The DBA Open is run each year here in Christchurch, New Zealand and comprises two tournaments. The first in July covers Ancient armies and another, usually in early December, covers Dark Age and Medieval armies. The scores of both tournaments are combined to determine the overall winner of the DBA Open.
Sunday found ten players participating in the Ancient Tournament. The theme allowed any army with a list date up to 450 AD to be fielded. Despite this the majority of armies were from a much more limited period. The tournament comprises five rounds each of one hour. Of the 25 games played only one ended as a draw, though several went down to the wire.
Above, Carthaginians deployed against Polybian Romans in the first round.
The armies selected provided an interesting mix. I believe five of the ten armies have not previously been used in DBA competitions by their owners, suggesting players are experimenting. Of the armies in use several had a solid corps of hoplites. A far cry from the days of DBA 2.2 when hoplites were infrequently seen. The Thebans with their two stands of 8Sp were unnerving to a number of opponents. One player reported facing a combination of combat factors and die roll that amounted to a 13. Not dissimilar to pikes, but without a sacrifice in frontage.
Two Roman armies were in play, the Polybian army above, and the later Marian Romans. Below, the Marian Roman right flank is soon to be under sustained attack by his opponent who has refused his own right.

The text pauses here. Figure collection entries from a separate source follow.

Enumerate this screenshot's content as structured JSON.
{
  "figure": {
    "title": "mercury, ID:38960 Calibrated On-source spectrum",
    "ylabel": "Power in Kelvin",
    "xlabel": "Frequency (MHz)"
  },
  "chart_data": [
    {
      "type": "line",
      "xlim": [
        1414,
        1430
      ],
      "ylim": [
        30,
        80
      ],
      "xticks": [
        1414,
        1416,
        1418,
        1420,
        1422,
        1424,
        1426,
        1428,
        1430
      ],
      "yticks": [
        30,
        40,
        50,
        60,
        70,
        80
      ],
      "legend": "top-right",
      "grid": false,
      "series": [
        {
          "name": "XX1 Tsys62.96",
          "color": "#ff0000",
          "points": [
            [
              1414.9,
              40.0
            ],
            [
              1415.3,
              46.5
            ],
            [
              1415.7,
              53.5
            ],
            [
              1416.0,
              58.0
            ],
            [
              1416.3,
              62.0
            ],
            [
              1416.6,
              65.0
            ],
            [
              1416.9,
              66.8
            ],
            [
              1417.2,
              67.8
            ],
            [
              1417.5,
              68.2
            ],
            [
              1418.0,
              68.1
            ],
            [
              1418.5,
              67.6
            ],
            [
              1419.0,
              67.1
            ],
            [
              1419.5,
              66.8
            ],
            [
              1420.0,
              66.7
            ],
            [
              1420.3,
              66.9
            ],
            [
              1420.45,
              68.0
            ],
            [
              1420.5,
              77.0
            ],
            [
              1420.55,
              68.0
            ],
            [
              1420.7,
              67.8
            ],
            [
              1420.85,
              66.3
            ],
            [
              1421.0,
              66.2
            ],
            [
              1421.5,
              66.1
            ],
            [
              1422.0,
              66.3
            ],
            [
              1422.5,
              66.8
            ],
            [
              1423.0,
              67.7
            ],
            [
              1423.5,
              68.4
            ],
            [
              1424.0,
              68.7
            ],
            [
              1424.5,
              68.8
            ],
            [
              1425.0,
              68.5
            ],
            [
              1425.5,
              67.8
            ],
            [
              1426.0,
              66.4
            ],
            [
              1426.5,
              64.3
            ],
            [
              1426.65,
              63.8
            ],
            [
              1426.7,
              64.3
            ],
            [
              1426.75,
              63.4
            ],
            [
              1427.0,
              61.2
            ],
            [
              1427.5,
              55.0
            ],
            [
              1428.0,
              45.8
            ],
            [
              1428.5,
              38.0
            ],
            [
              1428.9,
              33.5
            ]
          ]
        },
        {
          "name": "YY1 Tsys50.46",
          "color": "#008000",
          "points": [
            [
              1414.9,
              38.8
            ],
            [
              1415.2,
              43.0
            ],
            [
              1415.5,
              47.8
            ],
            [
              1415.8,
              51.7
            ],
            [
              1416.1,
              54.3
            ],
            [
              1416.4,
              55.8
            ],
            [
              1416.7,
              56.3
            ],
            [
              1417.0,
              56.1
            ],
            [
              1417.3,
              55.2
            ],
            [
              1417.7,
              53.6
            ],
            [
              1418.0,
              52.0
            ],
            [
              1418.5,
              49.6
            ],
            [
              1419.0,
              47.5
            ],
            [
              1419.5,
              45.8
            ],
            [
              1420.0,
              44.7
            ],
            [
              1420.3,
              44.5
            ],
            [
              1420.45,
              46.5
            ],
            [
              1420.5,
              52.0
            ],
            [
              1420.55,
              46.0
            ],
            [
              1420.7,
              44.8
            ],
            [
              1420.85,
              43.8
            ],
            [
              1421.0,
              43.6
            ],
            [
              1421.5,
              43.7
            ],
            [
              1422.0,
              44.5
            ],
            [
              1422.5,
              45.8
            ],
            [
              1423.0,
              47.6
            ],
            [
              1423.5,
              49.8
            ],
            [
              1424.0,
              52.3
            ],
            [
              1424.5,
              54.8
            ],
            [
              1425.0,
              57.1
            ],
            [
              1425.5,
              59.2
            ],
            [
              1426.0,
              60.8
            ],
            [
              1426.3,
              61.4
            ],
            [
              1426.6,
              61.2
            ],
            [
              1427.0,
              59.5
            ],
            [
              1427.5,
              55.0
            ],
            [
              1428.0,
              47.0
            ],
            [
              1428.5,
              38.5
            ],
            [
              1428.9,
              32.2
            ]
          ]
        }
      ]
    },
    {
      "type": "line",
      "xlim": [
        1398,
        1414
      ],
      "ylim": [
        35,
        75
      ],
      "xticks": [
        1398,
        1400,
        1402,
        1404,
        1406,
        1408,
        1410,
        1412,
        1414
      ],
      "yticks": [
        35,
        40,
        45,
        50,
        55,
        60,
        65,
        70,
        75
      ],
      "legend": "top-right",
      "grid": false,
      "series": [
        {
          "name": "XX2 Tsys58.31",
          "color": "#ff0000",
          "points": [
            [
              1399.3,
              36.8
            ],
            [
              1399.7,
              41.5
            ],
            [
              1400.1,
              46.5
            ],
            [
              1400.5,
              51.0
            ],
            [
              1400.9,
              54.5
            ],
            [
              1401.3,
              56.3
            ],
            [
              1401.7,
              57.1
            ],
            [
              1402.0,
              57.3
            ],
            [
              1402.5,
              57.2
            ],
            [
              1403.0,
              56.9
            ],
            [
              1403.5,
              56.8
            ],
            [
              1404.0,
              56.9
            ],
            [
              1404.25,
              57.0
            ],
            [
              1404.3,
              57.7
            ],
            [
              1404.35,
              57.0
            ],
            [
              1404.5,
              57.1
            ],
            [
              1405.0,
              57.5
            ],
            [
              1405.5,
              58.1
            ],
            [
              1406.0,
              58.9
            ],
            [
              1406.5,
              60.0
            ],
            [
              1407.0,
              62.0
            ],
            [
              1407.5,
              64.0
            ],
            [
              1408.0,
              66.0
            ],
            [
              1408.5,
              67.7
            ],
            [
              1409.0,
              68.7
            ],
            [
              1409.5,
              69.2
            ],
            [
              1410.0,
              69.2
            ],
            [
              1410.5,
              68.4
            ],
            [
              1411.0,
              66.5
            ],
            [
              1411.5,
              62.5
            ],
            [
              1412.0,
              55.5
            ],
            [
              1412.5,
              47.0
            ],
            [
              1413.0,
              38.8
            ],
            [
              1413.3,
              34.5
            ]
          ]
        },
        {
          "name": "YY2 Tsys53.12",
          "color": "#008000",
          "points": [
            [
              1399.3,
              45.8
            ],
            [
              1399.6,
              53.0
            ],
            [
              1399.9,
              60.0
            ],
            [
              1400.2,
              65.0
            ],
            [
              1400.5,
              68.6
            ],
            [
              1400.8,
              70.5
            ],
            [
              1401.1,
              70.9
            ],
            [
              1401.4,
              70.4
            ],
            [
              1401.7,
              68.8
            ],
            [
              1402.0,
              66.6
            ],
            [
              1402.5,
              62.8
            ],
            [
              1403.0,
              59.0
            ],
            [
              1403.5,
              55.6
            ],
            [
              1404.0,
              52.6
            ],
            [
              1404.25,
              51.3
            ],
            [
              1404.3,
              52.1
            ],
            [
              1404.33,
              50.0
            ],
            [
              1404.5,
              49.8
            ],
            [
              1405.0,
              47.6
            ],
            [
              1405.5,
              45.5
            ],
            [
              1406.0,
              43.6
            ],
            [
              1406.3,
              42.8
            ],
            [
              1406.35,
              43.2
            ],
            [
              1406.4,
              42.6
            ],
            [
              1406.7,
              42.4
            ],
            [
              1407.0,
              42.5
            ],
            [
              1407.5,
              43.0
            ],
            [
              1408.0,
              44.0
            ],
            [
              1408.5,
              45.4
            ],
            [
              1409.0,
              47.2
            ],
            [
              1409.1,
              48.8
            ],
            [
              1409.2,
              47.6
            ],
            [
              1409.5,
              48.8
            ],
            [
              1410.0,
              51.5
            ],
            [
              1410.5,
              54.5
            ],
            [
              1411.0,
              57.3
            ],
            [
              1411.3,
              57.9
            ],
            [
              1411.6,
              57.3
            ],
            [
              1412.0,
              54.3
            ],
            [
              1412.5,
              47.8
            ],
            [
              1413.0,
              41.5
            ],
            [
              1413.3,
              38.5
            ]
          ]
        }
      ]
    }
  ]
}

The Successors were perhaps under represented with only the Seleucids in play. Interestingly the Seleucids were only one of two armies with elephants. Usually their a Classical Indian army in play but it’s normal commander seems to have ventured west and adopted a more classical army. The only other army having elephants one the day was one of the two Carthaginian armies. However, that with the dreaded pachyderms came in at a lower position than that without them.
Several armies were defined as being littoral and I understand a number of littoral landings took place, with sometimes mixed results. Greater than half the armies in play had a high aggression, that is an aggression of 3 or 4.
There were a few tactical discussions during and after the games. The Gallic player was able to boast of some success with his warbands. He opted for a foot heavy army, fielding only two mounted elements, which can be seen above. He also decided his commander would fight on foot in the front ranks. Apparently the Gallic host broke through several enemy formations of heavy foot, including a pike phalanx.
Above, Gallic Gaesati, mercenary Gauls and rated as 3Wb, advance from the woods in one game. They were pinned and engaged for some time against Carthaginian light troops in this game.
Above and below Polybian Romans face Thebans. Two stands of 8Sp can be seen in the centre of the Theban line, while Roman triarii can be seen forming a reserve behind Roman hastati and principes.
After five rounds the results were as follows:
- Gordon, II/19a Seleucid 320-280 BC, 46 pts (Countback)
- Keith, II/32a Later Carthaginian 275-202 BC, 46 pts
- Brian, I/50 Lydian 687-540 BC with I/52g Asiatic Greek Hoplite Allies, 43 pts
- Nathan, II/49 Marian Roman 105-25 BC, 29 pts
- Ben, II/11Gallic 400-225 BC (Telamon), 25 pts
- Mike, II/5k Spartan Overseas Expedition Agesilaus 396-394 BC, 25 pts
- Gus, II/5c Theban 448-278 BC, 24 pts
- Andrew, I/42 Neo Elamite 800-639 BC with I/44a Neo Babylonian Ally, 22 pts
- John, II/33 Polybian Roman 275-105 BC, 16 pts
- Jim, II/32a Later Carthaginian 275-202 BC, 15 pts
The winner of the DBA Open Ancient Tournament, Gordon, also received “The Phil Barker Cup” for his achievements. Well done on all counts.
The Society of Ancients supported the event by providing a DBA 3.0 measuring template. This was awarded to Nathan for achieving the highest score of the four players who have not previously played at the DBA Open. A particularly good result as Nathan had only recently completed his Marian Roman army.
Hopefully we will see you at Conquest, the next DBA event in Christchurch.